Любой мужчина, взглянув на нее, проникся бы к ней мгновенной, хотя и немного снисходительной симпатией. Она была бесспорно хороша собой, но… почему-то не впечатляла. В чертах ее лица недоставало смелости, тонкий силуэт не будил ни вожделения, ни простого интереса – настолько он был идеален. Раздавшаяся в бедрах и в груди, уже рожавшая женщина не почувствовала бы к этой девушке ничего, кроме неприязни. Та была очень юной и такой милой…
– Постой-ка, – неуверенно сказала Наташа, продолжая вглядываться в ее лицо. – Инна? Или… Ирина?
– Я – Ирина! – Девушка расцвела и сделала шаг навстречу. – Смотрите – родинка!
Она указала на верхнюю губу.
– Узнали?!
Наташа узнала – и в то же время не хотела верить своим глазам. В сердце у нее что-то больно сжалось – будто кто-то напомнил ей, что время идет, она не становится моложе, а другие расцветают, смотрят наивным взглядом… Ждут какого-то чуда.
В сущности, Инна и Ирина – сестренки-близняшки, были совершенно неотличимы друг от друга. Только у Ирины была родинка над верхней губой. В остальном сестры были совершенно одинаковы – одинаковые светлые, чуть вьющиеся волосы, одинаковые серые глаза, точеные фигуры и странно-приглушенные голоса, как будто идущие через фильтр.
Сейчас им должно было быть по двадцать лет. Когда восемнадцатилетняя Наташа уезжала в Москву, девочкам было всего пять. Они запомнились ей двумя легкими, почти бестелесными фигурками, порхающими по Акуловой горе, подобно беспородным, но милым бабочкам-капустницам.
Когда она возвращалась сюда, чтобы похоронить отца и старшего брата, на поминках были и близняшки вместе с родителями. Девочки вытянулись, осунулись и сильно подурнели. Они превратились в нескладных застенчивых подростков и производили какое-то странное впечатление. А почему – Наташа поняла еще позже, когда приехала хоронить Илью. И тогда впервые поразилась – как это она раньше ничего не замечала?!
Теперь это были уже сформировавшиеся семнадцатилетние девушки, только что окончившие школу. Их лица отличались бесспорной миловидностью, по прямым спинам струились пышные светлые косы.
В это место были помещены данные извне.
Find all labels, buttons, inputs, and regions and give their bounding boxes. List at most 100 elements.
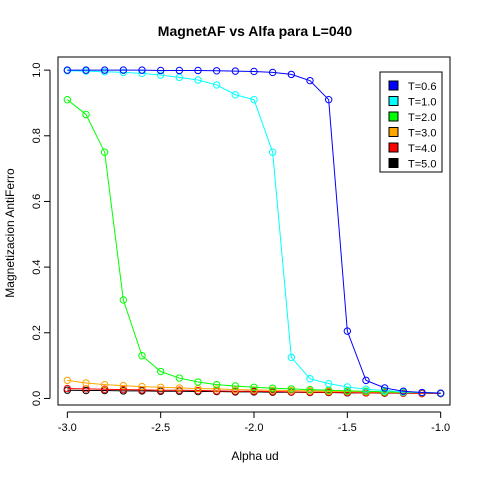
- data-point: [100, 380, 109, 389]
- data-point: [194, 76, 202, 84]
- axes: -3.0 -2.5 -2.0 -1.5 -1.0 0.0 0.2 0.4 0.6 0.8 1.0: [31, 56, 451, 434]
- data-point: [119, 68, 128, 77]
- data-point: [231, 91, 240, 99]
- data-point: [212, 81, 221, 89]
- legend-label: T=2.0: [408, 112, 436, 124]
- data-point: [231, 382, 240, 390]
- data-point: [362, 387, 370, 395]
- data-point: [306, 375, 314, 383]
- series-line: [67, 70, 441, 394]
- data-point: [362, 376, 370, 385]
- legend-label: T=1.0: [408, 97, 436, 109]
- chart-title: MagnetAF vs Alfa para L=040: [158, 23, 353, 39]
- data-point: [138, 66, 146, 74]
- data-point: [119, 385, 128, 394]
- data-point: [250, 67, 258, 76]
- series-line: [67, 69, 441, 394]
- data-point: [119, 66, 128, 74]
- data-point: [306, 76, 314, 85]
- data-point: [380, 386, 389, 395]
- series-T=0.6: [63, 66, 445, 397]
- legend-label: T=0.6: [408, 81, 436, 93]
- data-point: [324, 379, 333, 388]
- y-tick-label: 1.0: [31, 62, 43, 77]
- legend-swatch: [388, 158, 399, 168]
- legend: T=0.6 T=1.0 T=2.0 T=3.0 T=4.0 T=5.0: [379, 71, 443, 173]
- data-point: [194, 378, 202, 386]
- data-point: [250, 95, 258, 104]
- data-point: [268, 68, 277, 77]
- x-tick-label: -1.0: [431, 422, 450, 434]
- data-point: [399, 387, 408, 395]
- data-point: [156, 367, 165, 376]
- data-point: [194, 386, 202, 395]
- data-point: [212, 67, 221, 75]
- legend-swatch: [388, 142, 399, 153]
- plot-frame: [57, 56, 451, 406]
- data-point: [63, 384, 72, 393]
- data-point: [175, 374, 184, 382]
- data-point: [138, 352, 146, 360]
- data-point: [287, 70, 296, 79]
- data-point: [63, 95, 72, 104]
- legend-label: T=4.0: [408, 143, 436, 155]
- data-point: [156, 71, 165, 79]
- data-point: [175, 384, 184, 392]
- data-point: [324, 95, 333, 104]
- data-point: [175, 386, 184, 394]
- data-point: [212, 385, 221, 393]
- data-point: [231, 67, 240, 75]
- data-point: [156, 66, 165, 75]
- data-point: [306, 385, 314, 394]
- data-point: [343, 387, 352, 395]
- data-point: [194, 66, 202, 75]
- y-tick-label: 0.2: [31, 325, 43, 340]
- series-T=2.0: [63, 95, 445, 397]
- y-tick-label: 0.4: [31, 259, 43, 274]
- data-point: [63, 376, 72, 385]
- data-point: [175, 66, 184, 75]
- legend-swatch: [388, 111, 399, 122]
- data-point: [287, 385, 296, 393]
- plot-area: [63, 66, 445, 398]
- series-line: [67, 99, 441, 394]
- x-tick-label: -3.0: [58, 422, 77, 434]
- data-point: [380, 384, 389, 392]
- data-point: [82, 110, 90, 119]
- data-point: [100, 148, 109, 156]
- data-point: [436, 389, 445, 397]
- y-tick-label: 0.0: [31, 391, 43, 406]
- data-point: [250, 383, 258, 391]
- y-tick-label: 0.8: [31, 128, 43, 143]
- data-point: [63, 66, 72, 74]
- data-point: [100, 66, 109, 74]
- data-point: [250, 386, 258, 394]
- data-point: [119, 381, 128, 390]
- data-point: [138, 382, 146, 391]
- data-point: [268, 386, 277, 394]
- data-point: [212, 380, 221, 389]
- y-axis-label: Magnetizacion AntiFerro: [3, 168, 17, 298]
- series-line: [67, 388, 441, 395]
- data-point: [82, 66, 90, 74]
- data-point: [268, 384, 277, 392]
- data-point: [268, 148, 277, 156]
- data-point: [156, 383, 165, 391]
- x-tick-label: -2.0: [245, 422, 264, 434]
- data-point: [343, 327, 352, 335]
- data-point: [287, 353, 296, 362]
- legend-label: T=5.0: [408, 159, 436, 171]
- data-point: [343, 383, 352, 391]
- legend-label: T=3.0: [408, 128, 436, 140]
- legend-swatch: [388, 80, 399, 91]
- y-tick-label: 0.6: [31, 194, 43, 209]
- x-tick-label: -2.5: [151, 422, 170, 434]
- data-point: [119, 296, 128, 304]
- data-point: [362, 385, 370, 393]
- data-point: [418, 388, 426, 397]
- x-axis-label: Alpha ud: [231, 449, 278, 463]
- data-point: [100, 385, 109, 393]
- legend-swatch: [388, 127, 399, 137]
- legend-swatch: [388, 96, 399, 106]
На губах порхала легкая, ничего не выражающая улыбка – одна на двоих. Разговаривали девушки еле слышно – будто про себя…
Они помогали накрывать поминальный стол, охотно мыли посуду, подавали блюда и чуть заметно улыбались – как будто понимали, что улыбки на поминках неуместны, но в то же время хотели оказать гостям любезность. Когда все ушли, близняшки по собственной инициативе вымыли полы. Попрощавшись с Наташей и Анютой застенчивыми улыбками, девушки исчезли…
Все это время Наташа не могла избавиться от смутного чувства, что в поведении близняшек есть что-то весьма неестественное. Но что именно? Девушки были такими услужливыми, милыми… Ну разве что немножко стеснительными.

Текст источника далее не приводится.